Lessons in Service from Nairobi

In July, Forbes put out an interesting piece titled "Why Everyone Should Do Customer Support." Ever since reading the piece, I’ve been thinking about the following line: “By allocating more time to listen you tend to spend less time building and distributing the wrong product and going back to the drawing board. This generally means the difference between leaving a deep crater and building a great business.” Then, I traveled to Nairobi—and wanted to throw an impromptu birthday party for my daughter.

I know; keep reading. I stayed in the Sarova Stanley and had the most unexpectedly incredible hotel experience. Better than the Ritz, yes. And it was because the staff had seemingly internalized the piece mentioned above. They listened; when my daughter got tired in the middle of dinner, they moved the table AND THE EXPERIENCE—wait staff, wineglasses, and all—to my hotel room. They lived in a world of possibility; when I said I needed a cake, decorations and a party by the pool that my daughter would love in 4 hours, they began making calls and telling me how it was going to happen. They worked together; when I needed directions to a bank, the doorman left his post (his teammate took over) and personally escorted me three blocks. It was unbelievable.

On my last night there, I asked the general manager how he had created such a cohesive, positive service experience for his guests. In addition to monthly trainings including mock customer scenarios, he attributed the atmosphere to learning from every guest experience, hiring people who were innately service oriented, and giving them the freedom to act on service impulses.

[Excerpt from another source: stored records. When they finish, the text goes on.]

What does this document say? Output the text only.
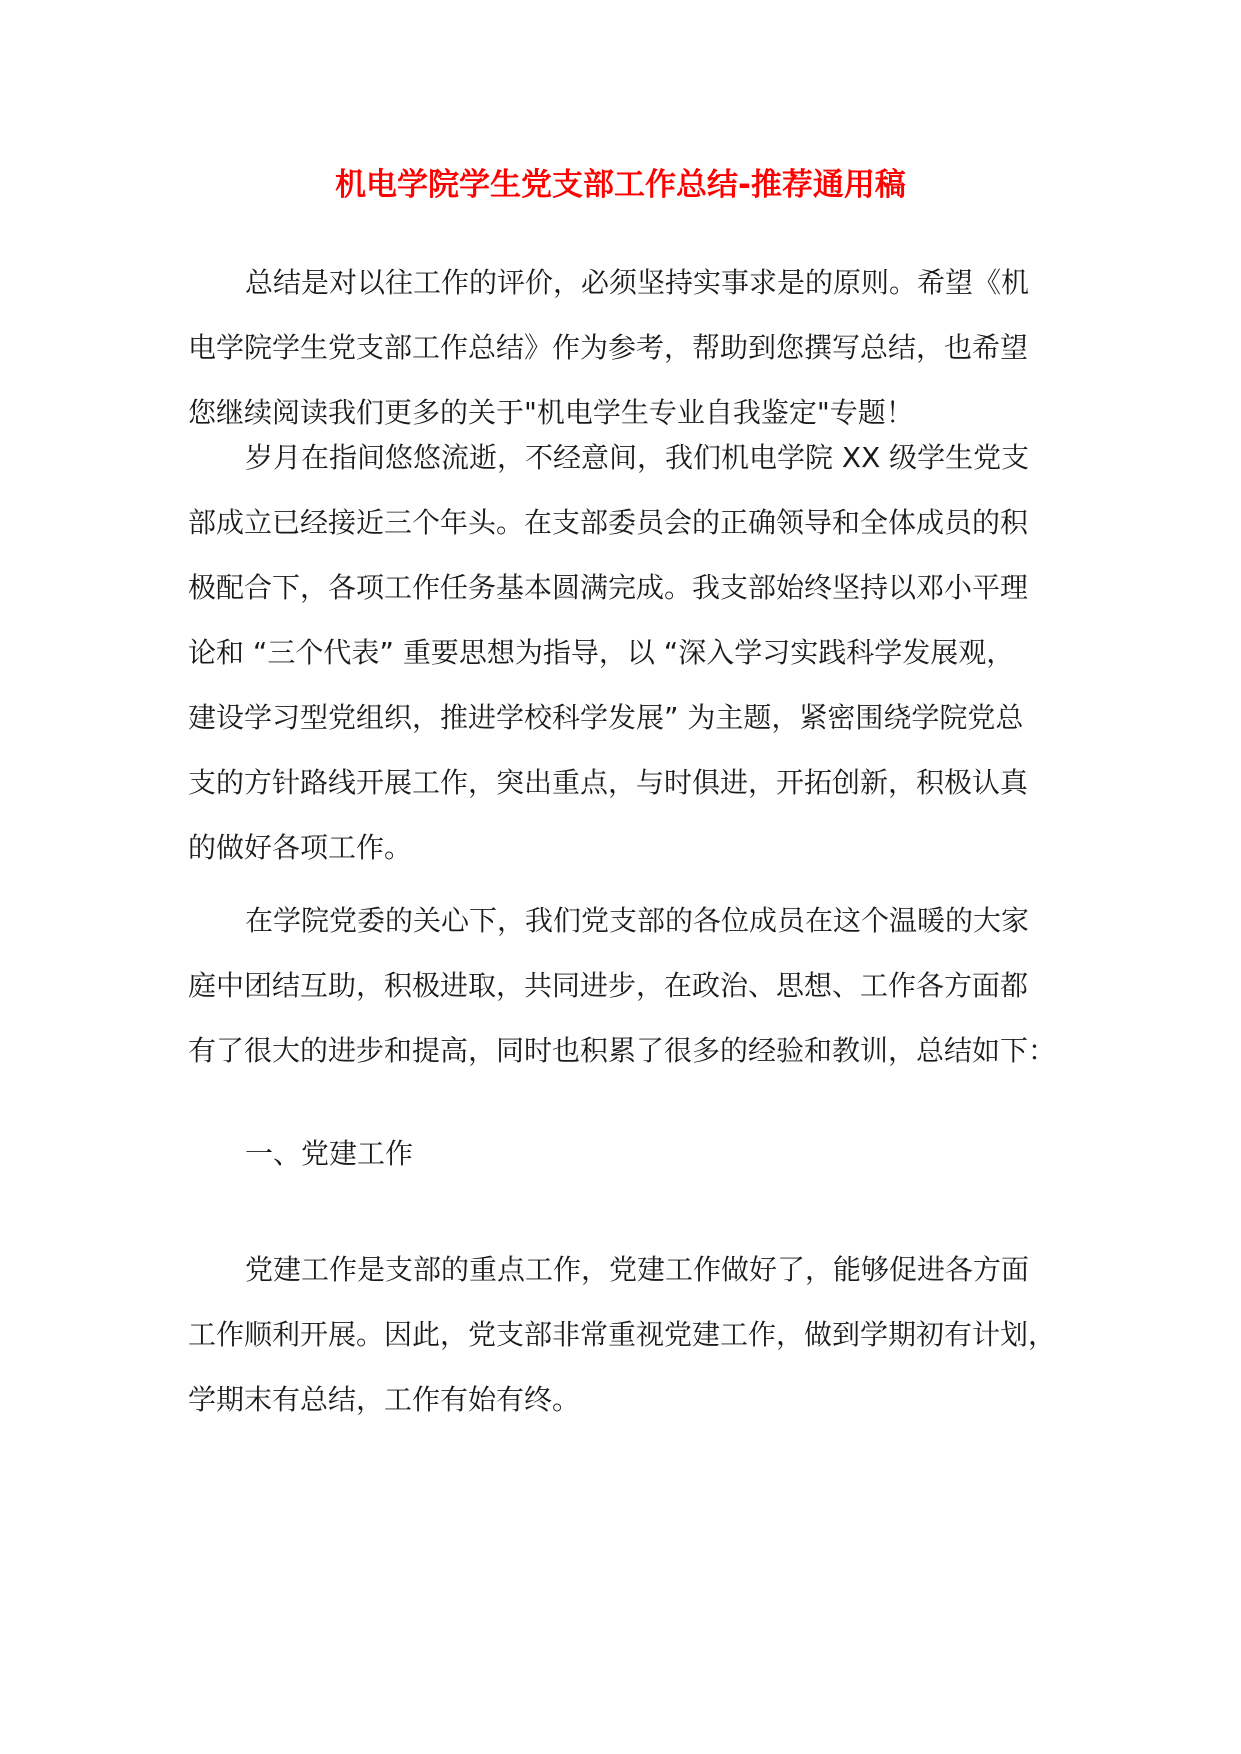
机电学院学生党支部工作总结-推荐通用稿
总结是对以往工作的评价，必须坚持实事求是的原则。希望《机
电学院学生党支部工作总结》作为参考，帮助到您撰写总结，也希望
您继续阅读我们更多的关于"机电学生专业自我鉴定"专题！
岁月在指间悠悠流逝，不经意间，我们机电学院 XX 级学生党支
部成立已经接近三个年头。在支部委员会的正确领导和全体成员的积
极配合下，各项工作任务基本圆满完成。我支部始终坚持以邓小平理
论和 “三个代表” 重要思想为指导，以 “深入学习实践科学发展观，
建设学习型党组织，推进学校科学发展” 为主题，紧密围绕学院党总
支的方针路线开展工作，突出重点，与时俱进，开拓创新，积极认真
的做好各项工作。
在学院党委的关心下，我们党支部的各位成员在这个温暖的大家
庭中团结互助，积极进取，共同进步，在政治、思想、工作各方面都
有了很大的进步和提高，同时也积累了很多的经验和教训，总结如下：
一、党建工作
党建工作是支部的重点工作，党建工作做好了，能够促进各方面
工作顺利开展。因此，党支部非常重视党建工作，做到学期初有计划，
学期末有总结，工作有始有终。
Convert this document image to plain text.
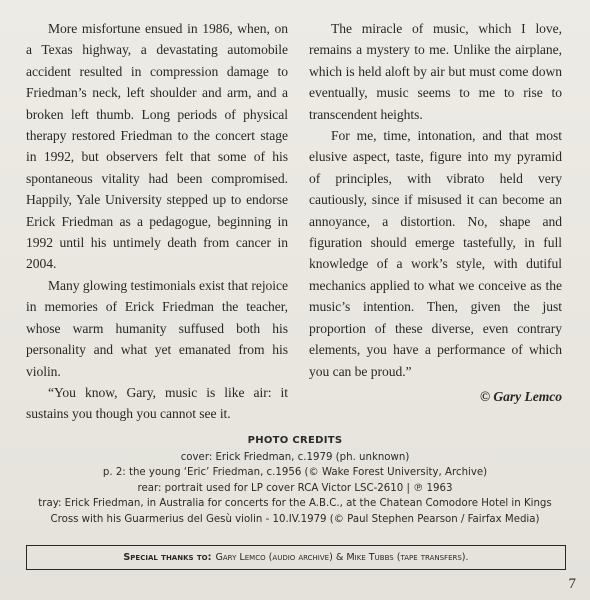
More misfortune ensued in 1986, when, on a Texas highway, a devastating automobile accident resulted in compression damage to Friedman’s neck, left shoulder and arm, and a broken left thumb. Long periods of physical therapy restored Friedman to the concert stage in 1992, but observers felt that some of his spontaneous vitality had been compromised. Happily, Yale University stepped up to endorse Erick Friedman as a pedagogue, beginning in 1992 until his untimely death from cancer in 2004.

Many glowing testimonials exist that rejoice in memories of Erick Friedman the teacher, whose warm humanity suffused both his personality and what yet emanated from his violin.

“You know, Gary, music is like air: it sustains you though you cannot see it.

The miracle of music, which I love, remains a mystery to me. Unlike the airplane, which is held aloft by air but must come down eventually, music seems to me to rise to transcendent heights.

For me, time, intonation, and that most elusive aspect, taste, figure into my pyramid of principles, with vibrato held very cautiously, since if misused it can become an annoyance, a distortion. No, shape and figuration should emerge tastefully, in full knowledge of a work’s style, with dutiful mechanics applied to what we conceive as the music’s intention. Then, given the just proportion of these diverse, even contrary elements, you have a performance of which you can be proud.”

© Gary Lemco

PHOTO CREDITS
cover: Erick Friedman, c.1979 (ph. unknown)
p. 2: the young ‘Eric’ Friedman, c.1956 (© Wake Forest University, Archive)
rear: portrait used for LP cover RCA Victor LSC-2610 | ℗ 1963
tray: Erick Friedman, in Australia for concerts for the A.B.C., at the Chatean Comodore Hotel in Kings
Cross with his Guarmerius del Gesù violin - 10.IV.1979 (© Paul Stephen Pearson / Fairfax Media)
Special thanks to: Gary Lemco (audio archive) & Mike Tubbs (tape transfers).
7
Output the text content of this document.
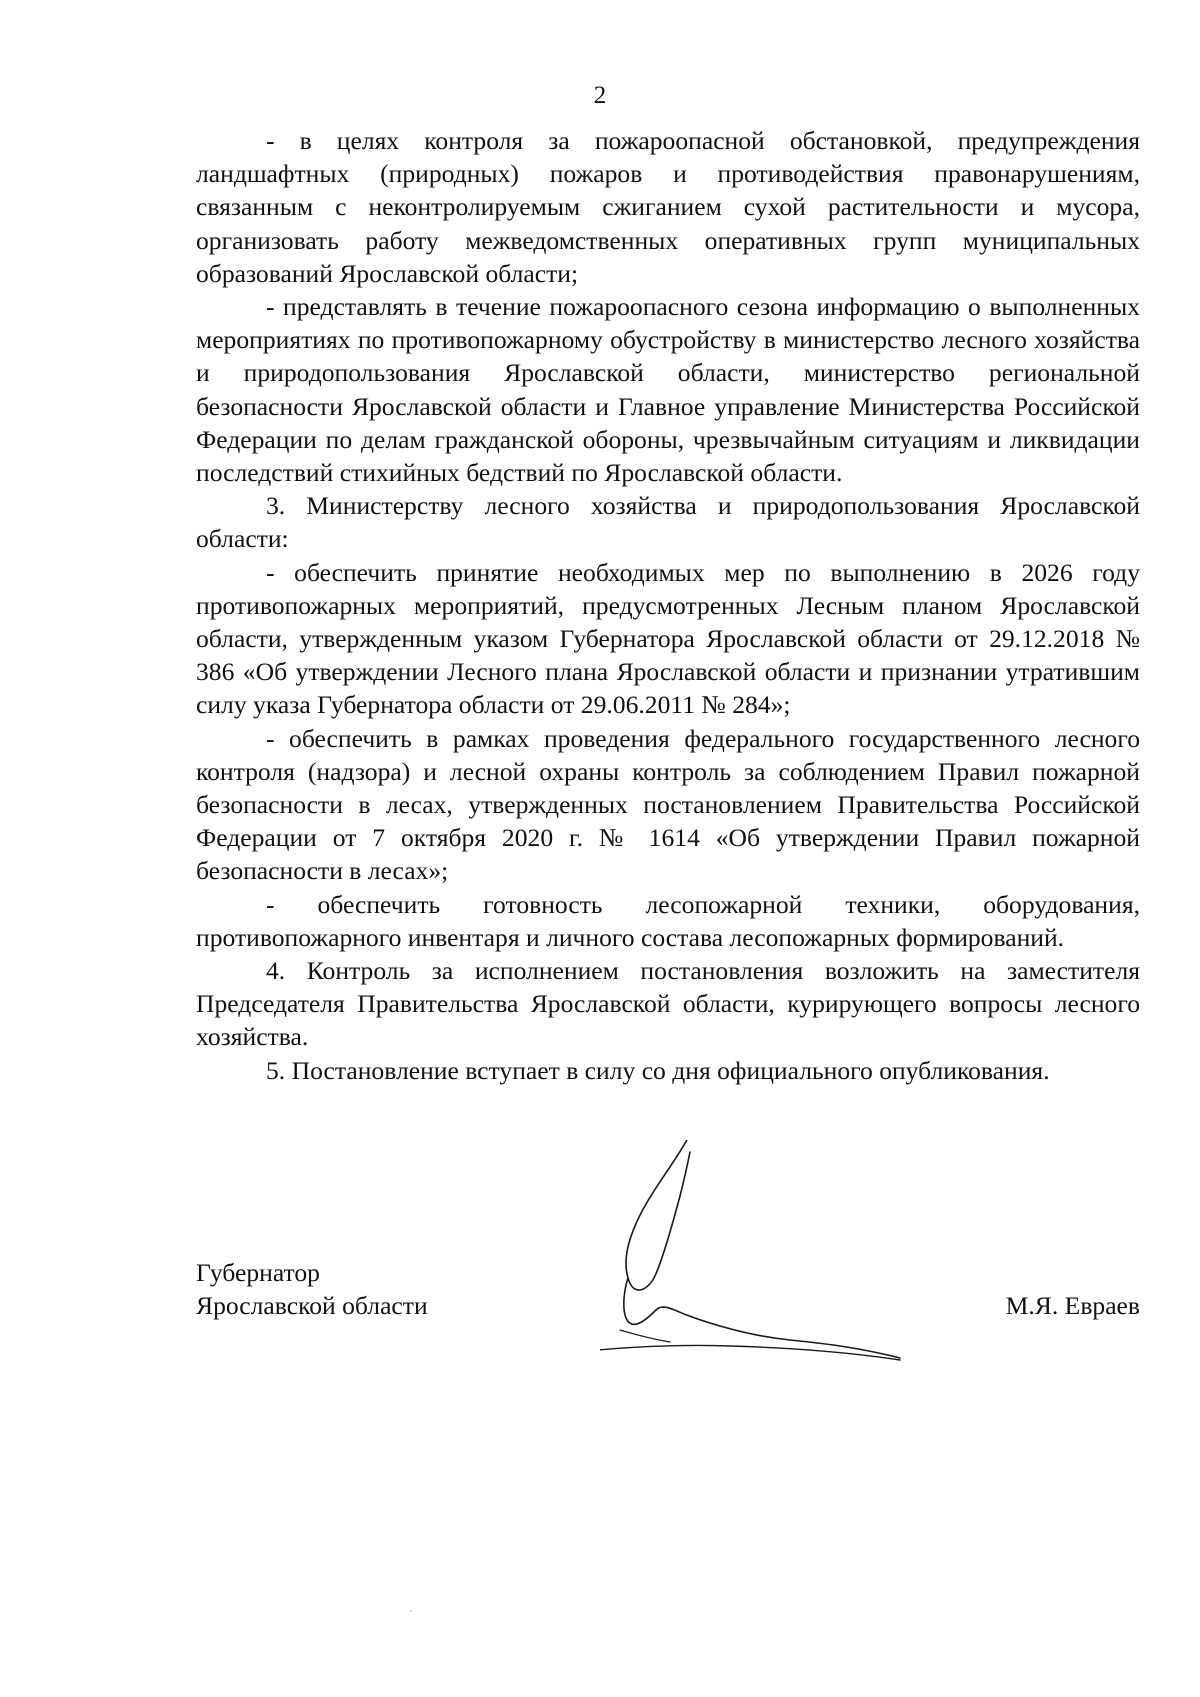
2

- в целях контроля за пожароопасной обстановкой, предупреждения ландшафтных (природных) пожаров и противодействия правонарушениям, связанным с неконтролируемым сжиганием сухой растительности и мусора, организовать работу межведомственных оперативных групп муниципальных образований Ярославской области;

- представлять в течение пожароопасного сезона информацию о выполненных мероприятиях по противопожарному обустройству в министерство лесного хозяйства и природопользования Ярославской области, министерство региональной безопасности Ярославской области и Главное управление Министерства Российской Федерации по делам гражданской обороны, чрезвычайным ситуациям и ликвидации последствий стихийных бедствий по Ярославской области.

3. Министерству лесного хозяйства и природопользования Ярославской области:

- обеспечить принятие необходимых мер по выполнению в 2026 году противопожарных мероприятий, предусмотренных Лесным планом Ярославской области, утвержденным указом Губернатора Ярославской области от 29.12.2018 № 386 «Об утверждении Лесного плана Ярославской области и признании утратившим силу указа Губернатора области от 29.06.2011 № 284»;

- обеспечить в рамках проведения федерального государственного лесного контроля (надзора) и лесной охраны контроль за соблюдением Правил пожарной безопасности в лесах, утвержденных постановлением Правительства Российской Федерации от 7 октября 2020 г. № 1614 «Об утверждении Правил пожарной безопасности в лесах»;

- обеспечить готовность лесопожарной техники, оборудования, противопожарного инвентаря и личного состава лесопожарных формирований.

4. Контроль за исполнением постановления возложить на заместителя Председателя Правительства Ярославской области, курирующего вопросы лесного хозяйства.

5. Постановление вступает в силу со дня официального опубликования.

Губернатор
Ярославской области	М.Я. Евраев
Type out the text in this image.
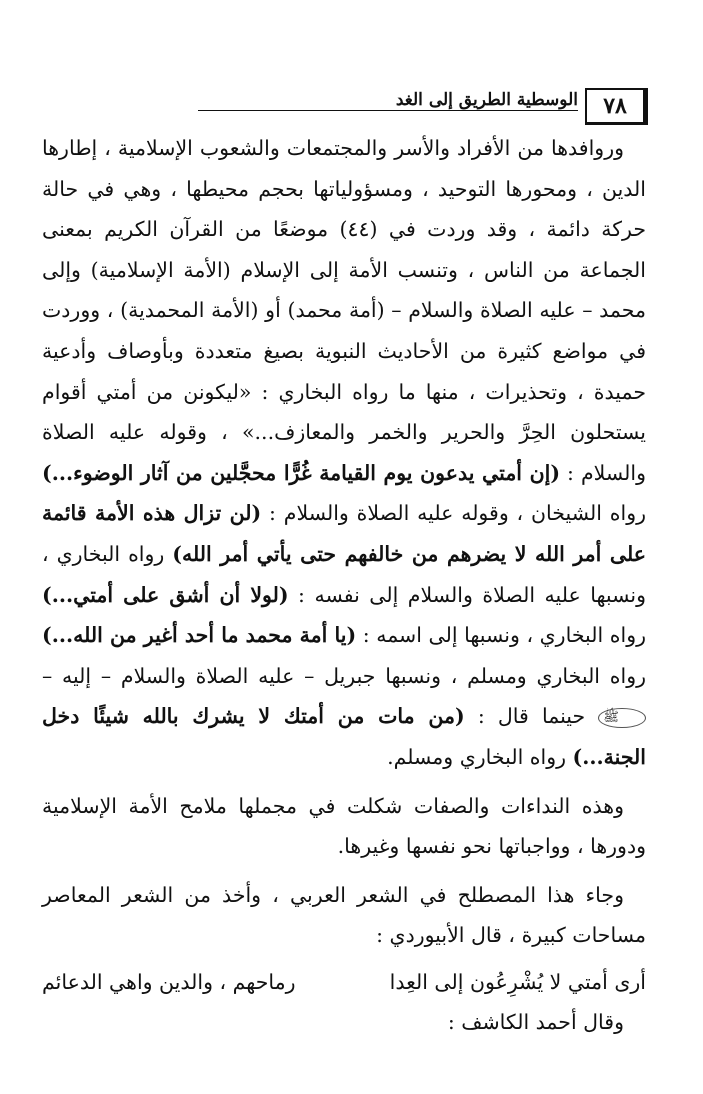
٧٨
الوسطية الطريق إلى الغد

وروافدها من الأفراد والأسر والمجتمعات والشعوب الإسلامية ، إطارها الدين ، ومحورها التوحيد ، ومسؤولياتها بحجم محيطها ، وهي في حالة حركة دائمة ، وقد وردت في (٤٤) موضعًا من القرآن الكريم بمعنى الجماعة من الناس ، وتنسب الأمة إلى الإسلام (الأمة الإسلامية) وإلى محمد – عليه الصلاة والسلام – (أمة محمد) أو (الأمة المحمدية) ، ووردت في مواضع كثيرة من الأحاديث النبوية بصيغ متعددة وبأوصاف وأدعية حميدة ، وتحذيرات ، منها ما رواه البخاري : «ليكونن من أمتي أقوام يستحلون الحِرَّ والحرير والخمر والمعازف...» ، وقوله عليه الصلاة والسلام : (إن أمتي يدعون يوم القيامة غُرًّا محجَّلين من آثار الوضوء...) رواه الشيخان ، وقوله عليه الصلاة والسلام : (لن تزال هذه الأمة قائمة على أمر الله لا يضرهم من خالفهم حتى يأتي أمر الله) رواه البخاري ، ونسبها عليه الصلاة والسلام إلى نفسه : (لولا أن أشق على أمتي...) رواه البخاري ، ونسبها إلى اسمه : (يا أمة محمد ما أحد أغير من الله...) رواه البخاري ومسلم ، ونسبها جبريل – عليه الصلاة والسلام – إليه – ﷺ حينما قال : (من مات من أمتك لا يشرك بالله شيئًا دخل الجنة...) رواه البخاري ومسلم.

وهذه النداءات والصفات شكلت في مجملها ملامح الأمة الإسلامية ودورها ، وواجباتها نحو نفسها وغيرها.

وجاء هذا المصطلح في الشعر العربي ، وأخذ من الشعر المعاصر مساحات كبيرة ، قال الأبيوردي :

أرى أمتي لا يُشْرِعُون إلى العِدا
رماحهم ، والدين واهي الدعائم

وقال أحمد الكاشف :
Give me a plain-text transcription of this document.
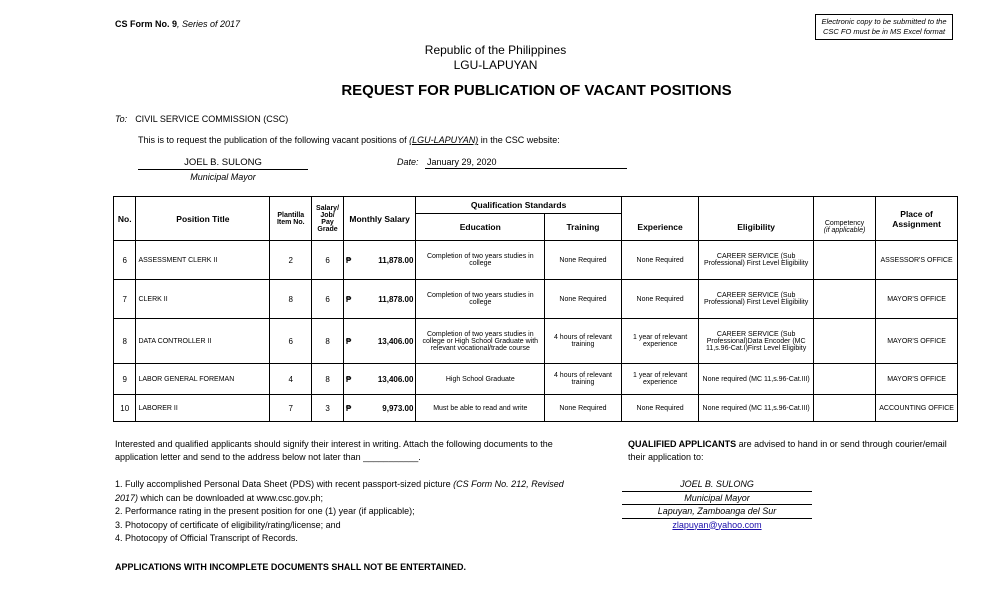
CS Form No. 9, Series of 2017	Electronic copy to be submitted to the CSC FO must be in MS Excel format
Republic of the Philippines
LGU-LAPUYAN
REQUEST FOR PUBLICATION OF VACANT POSITIONS
To: CIVIL SERVICE COMMISSION (CSC)
This is to request the publication of the following vacant positions of (LGU-LAPUYAN) in the CSC website:
JOEL B. SULONG
Municipal Mayor
Date: January 29, 2020
No.	Position Title	Plantilla Item No.	Salary/ Job/ Pay Grade	Monthly Salary	Qualification Standards					Place of Assignment
					Education	Training	Experience	Eligibility	Competency
(if applicable)	
6	ASSESSMENT CLERK II	2	6	₱ 11,878.00	Completion of two years studies in college	None Required	None Required	CAREER SERVICE (Sub Professional) First Level Eligibility		ASSESSOR'S OFFICE
7	CLERK II	8	6	₱ 11,878.00	Completion of two years studies in college	None Required	None Required	CAREER SERVICE (Sub Professional) First Level Eligibility		MAYOR'S OFFICE
8	DATA CONTROLLER II	6	8	₱ 13,406.00	Completion of two years studies in college or High School Graduate with relevant vocational/trade course	4 hours of relevant training	1 year of relevant experience	CAREER SERVICE (Sub Professional)Data Encoder (MC 11,s.96-Cat.I)First Level Eligibity		MAYOR'S OFFICE
9	LABOR GENERAL FOREMAN	4	8	₱ 13,406.00	High School Graduate	4 hours of relevant training	1 year of relevant experience	None required (MC 11,s.96-Cat.III)		MAYOR'S OFFICE
10	LABORER II	7	3	₱ 9,973.00	Must be able to read and write	None Required	None Required	None required (MC 11,s.96-Cat.III)		ACCOUNTING OFFICE
Interested and qualified applicants should signify their interest in writing. Attach the following documents to the application letter and send to the address below not later than ___________.
QUALIFIED APPLICANTS are advised to hand in or send through courier/email their application to:
1. Fully accomplished Personal Data Sheet (PDS) with recent passport-sized picture (CS Form No. 212, Revised 2017) which can be downloaded at www.csc.gov.ph;
2. Performance rating in the present position for one (1) year (if applicable);
3. Photocopy of certificate of eligibility/rating/license; and
4. Photocopy of Official Transcript of Records.
JOEL B. SULONG
Municipal Mayor
Lapuyan, Zamboanga del Sur
zlapuyan@yahoo.com
APPLICATIONS WITH INCOMPLETE DOCUMENTS SHALL NOT BE ENTERTAINED.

I thought about our conversation for most of the way home. It was pride in service, it was not being afraid to “let your service show”, it was, in the words of Ranjith Kumaran, Forbes contributor and founder of YouSendIt, the way to build a great business. When Optimal has their second Spirit Day of 2012 this month, I’m leading a roundtable on Service without Fear. The discussion will be based on three points:

  • As I client, you chose us. How can I make you thrilled about that choice every day?
  • Hearing vs. listening: What more can I do to enhance your experience?
  • Go crazy with it: Wear your service passion with pride and don’t be afraid to let it consume you in "out of the box" ways.

I want to know what you think:

  • If you were leading the discussion, what points would you make under each bullet point?
  • Which examples would you give to illustrate passionate service delivery execution?

Post your response and check back for a reply!

 

I'll blog about the roundtable and results achieved (and responses received) after Spirit Day. Thank you, Nairobi, for the inspiration.